Gattuso sperimenta un nuovo 4-2-4, lasciando fuori Mateo Retegui e lanciando Gianluca Scamacca dal primo minuto.
La sfida di stasera tra la Moldavia e la nazionale italiana potrebbe cambiare di significato entro le 20 circa, orario in cui si saprà il risultato della partita tra Norvegia ed Estonia. È difficile che una delle nazionali migliori in questo cammino di qualificazioni faccia un passo falso proprio adesso, quando manca un ultimo step per staccare il pass per il Mondiale.
Gattuso, però, tiene l'entusiasmo alto e se il passo falso dovesse succedere, allora noi dovremmo essere bravi ad approfittarne. Bisogna intanto pensare alla Moldavia, prima che al risultato della Norvegia, perché sappiamo bene che nella gara d’andata l’Italia soffrì e non poco, vincendo la sfida alla fine 2-0.
Per questo motivo, i cambi di formazione che il CT Gattuso sta pensando per la sfida di questa sera potrebbero essere fatti anche in virtù di un’ipotetica sfida decisiva a San Siro proprio contro la Norvegia.

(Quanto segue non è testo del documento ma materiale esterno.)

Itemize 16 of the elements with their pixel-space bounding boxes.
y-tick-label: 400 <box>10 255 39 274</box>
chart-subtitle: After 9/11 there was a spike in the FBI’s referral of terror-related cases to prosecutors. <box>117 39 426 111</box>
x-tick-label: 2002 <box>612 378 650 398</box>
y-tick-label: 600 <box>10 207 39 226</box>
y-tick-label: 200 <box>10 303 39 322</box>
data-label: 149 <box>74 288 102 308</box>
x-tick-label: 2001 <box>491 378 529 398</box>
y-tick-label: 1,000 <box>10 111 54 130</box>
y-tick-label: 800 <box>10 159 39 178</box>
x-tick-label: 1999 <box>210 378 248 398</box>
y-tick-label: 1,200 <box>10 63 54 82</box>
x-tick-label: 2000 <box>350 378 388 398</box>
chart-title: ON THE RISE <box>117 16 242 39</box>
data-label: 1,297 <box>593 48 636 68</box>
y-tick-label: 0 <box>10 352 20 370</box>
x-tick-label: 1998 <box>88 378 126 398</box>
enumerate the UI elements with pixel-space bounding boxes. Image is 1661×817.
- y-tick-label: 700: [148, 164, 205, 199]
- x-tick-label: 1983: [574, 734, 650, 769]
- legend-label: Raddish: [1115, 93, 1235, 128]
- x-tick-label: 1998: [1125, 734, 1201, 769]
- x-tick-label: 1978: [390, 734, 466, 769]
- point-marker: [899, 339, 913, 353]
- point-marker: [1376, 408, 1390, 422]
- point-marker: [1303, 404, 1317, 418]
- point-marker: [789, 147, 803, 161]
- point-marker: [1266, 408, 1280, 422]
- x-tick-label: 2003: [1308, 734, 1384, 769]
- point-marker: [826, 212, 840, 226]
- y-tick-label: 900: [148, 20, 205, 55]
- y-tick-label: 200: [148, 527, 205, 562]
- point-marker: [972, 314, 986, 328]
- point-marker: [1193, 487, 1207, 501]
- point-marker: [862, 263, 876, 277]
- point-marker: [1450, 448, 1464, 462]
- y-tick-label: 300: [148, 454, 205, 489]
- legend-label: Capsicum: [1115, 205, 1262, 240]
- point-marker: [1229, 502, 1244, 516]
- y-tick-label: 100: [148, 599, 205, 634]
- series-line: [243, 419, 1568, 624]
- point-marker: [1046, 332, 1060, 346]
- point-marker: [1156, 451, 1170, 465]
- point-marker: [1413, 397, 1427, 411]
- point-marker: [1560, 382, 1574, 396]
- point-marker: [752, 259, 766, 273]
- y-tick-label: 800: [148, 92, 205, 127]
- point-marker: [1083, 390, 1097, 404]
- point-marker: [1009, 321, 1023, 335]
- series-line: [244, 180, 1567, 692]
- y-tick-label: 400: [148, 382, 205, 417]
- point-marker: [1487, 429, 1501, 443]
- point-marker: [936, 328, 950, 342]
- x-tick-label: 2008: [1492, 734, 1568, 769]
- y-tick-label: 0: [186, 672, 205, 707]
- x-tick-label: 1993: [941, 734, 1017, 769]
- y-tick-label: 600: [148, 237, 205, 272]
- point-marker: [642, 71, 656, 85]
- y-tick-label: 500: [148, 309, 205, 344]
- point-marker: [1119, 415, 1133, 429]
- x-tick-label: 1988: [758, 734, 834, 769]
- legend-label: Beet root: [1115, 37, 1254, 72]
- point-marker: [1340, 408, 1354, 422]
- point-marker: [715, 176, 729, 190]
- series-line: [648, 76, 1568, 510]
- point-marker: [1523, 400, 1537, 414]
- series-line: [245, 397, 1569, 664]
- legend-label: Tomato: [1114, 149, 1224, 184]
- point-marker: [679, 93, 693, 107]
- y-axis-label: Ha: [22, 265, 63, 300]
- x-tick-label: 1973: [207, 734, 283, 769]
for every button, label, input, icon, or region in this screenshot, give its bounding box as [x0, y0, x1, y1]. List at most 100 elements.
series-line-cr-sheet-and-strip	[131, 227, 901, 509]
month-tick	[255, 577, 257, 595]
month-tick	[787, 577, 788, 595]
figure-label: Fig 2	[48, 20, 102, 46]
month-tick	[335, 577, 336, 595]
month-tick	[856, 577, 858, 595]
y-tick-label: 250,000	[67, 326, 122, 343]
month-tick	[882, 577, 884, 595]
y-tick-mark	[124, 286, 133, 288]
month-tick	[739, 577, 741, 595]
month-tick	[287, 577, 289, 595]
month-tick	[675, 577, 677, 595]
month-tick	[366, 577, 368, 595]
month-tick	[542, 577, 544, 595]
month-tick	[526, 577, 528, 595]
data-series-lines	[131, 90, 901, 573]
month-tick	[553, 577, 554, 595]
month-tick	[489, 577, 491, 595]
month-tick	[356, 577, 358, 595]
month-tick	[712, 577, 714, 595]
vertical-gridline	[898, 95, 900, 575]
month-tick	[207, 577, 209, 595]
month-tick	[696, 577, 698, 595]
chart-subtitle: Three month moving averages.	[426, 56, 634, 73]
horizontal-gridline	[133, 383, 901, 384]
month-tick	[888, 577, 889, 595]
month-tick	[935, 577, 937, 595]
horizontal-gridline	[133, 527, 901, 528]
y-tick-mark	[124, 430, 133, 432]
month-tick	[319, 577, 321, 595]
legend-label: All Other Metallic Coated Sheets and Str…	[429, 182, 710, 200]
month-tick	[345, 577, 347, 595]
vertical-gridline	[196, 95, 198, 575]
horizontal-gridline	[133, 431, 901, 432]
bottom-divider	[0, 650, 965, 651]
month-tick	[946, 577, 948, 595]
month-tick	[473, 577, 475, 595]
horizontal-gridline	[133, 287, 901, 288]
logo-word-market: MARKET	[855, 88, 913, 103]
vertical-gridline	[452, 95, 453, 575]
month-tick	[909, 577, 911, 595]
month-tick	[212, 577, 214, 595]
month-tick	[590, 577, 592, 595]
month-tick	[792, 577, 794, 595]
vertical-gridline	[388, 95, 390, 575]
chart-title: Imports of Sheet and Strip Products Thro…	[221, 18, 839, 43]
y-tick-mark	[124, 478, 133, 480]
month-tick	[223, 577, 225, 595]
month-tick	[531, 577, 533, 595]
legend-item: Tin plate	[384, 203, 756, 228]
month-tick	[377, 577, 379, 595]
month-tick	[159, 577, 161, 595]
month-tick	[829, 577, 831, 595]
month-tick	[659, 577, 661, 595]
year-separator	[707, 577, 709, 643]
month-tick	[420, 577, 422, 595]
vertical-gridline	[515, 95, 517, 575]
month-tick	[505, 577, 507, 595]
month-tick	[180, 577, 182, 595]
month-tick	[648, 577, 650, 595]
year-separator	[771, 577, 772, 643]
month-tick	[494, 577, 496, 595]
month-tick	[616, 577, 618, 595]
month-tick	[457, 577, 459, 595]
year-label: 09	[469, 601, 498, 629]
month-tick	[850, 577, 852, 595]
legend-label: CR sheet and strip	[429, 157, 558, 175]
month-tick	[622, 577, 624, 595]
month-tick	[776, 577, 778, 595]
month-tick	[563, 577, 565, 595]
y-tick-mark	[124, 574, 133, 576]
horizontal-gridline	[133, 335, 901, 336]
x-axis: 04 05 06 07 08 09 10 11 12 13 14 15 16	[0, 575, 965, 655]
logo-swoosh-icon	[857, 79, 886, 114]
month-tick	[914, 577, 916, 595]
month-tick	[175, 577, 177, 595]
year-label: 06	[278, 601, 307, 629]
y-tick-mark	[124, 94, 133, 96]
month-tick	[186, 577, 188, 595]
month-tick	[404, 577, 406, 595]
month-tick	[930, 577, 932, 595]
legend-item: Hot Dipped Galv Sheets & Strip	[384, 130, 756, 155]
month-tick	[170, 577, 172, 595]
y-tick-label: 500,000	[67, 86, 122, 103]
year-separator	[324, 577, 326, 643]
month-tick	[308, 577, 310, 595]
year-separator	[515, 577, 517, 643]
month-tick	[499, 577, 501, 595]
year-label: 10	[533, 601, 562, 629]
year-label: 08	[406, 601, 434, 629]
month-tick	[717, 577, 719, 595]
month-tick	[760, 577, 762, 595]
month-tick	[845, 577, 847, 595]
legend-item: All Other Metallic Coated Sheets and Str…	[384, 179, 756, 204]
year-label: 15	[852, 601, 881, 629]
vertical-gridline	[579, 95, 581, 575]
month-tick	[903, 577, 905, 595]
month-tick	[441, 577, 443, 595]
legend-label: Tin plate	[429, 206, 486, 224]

Partiamo dalla situazione dei diffidati: Tonali, Cambiaso e Frattesi sono tutti diffidati, il che significa che se dovessero essere ammoniti con la Moldavia, allora salterebbero la Norvegia. Per questo motivo si è deciso di farli giocare la prima partita, senza rischiare una possibile assenza nell’ipotetico playoff.
In porta ci andrà Vicario, che sostituisce Donnarumma, mentre la difesa sarà formata dalla coppia di centrali Buongiorno-Mancini e sulle fasce Bellanova e Cambiaso. Il CT ha poi optato per un centrocampo ‘muscoloso’ formato da Sandro Tonali e Bryan Cristante, per offrire copertura alle ‘quattro punte’.
Davanti ci sarà la coppia inedita formata da Scamacca-Raspadori, inedita solo in questo caso perché i due avevano già giocato, e bene, al Sassuolo insieme, come anche in Under 21.
A destra ci sarà Orsolini con compiti offensivi rispetto a Zaccagni, che dovrà aiutare, rientrando, in fase difensiva. Ciò che non dovrà cambiare nel gioco dell’Italia sarà la voglia dimostrata nelle ultime uscite e il coraggio di giocare bene a calcio, perché di qualità ce n’è, bisogna solo tirarla fuori.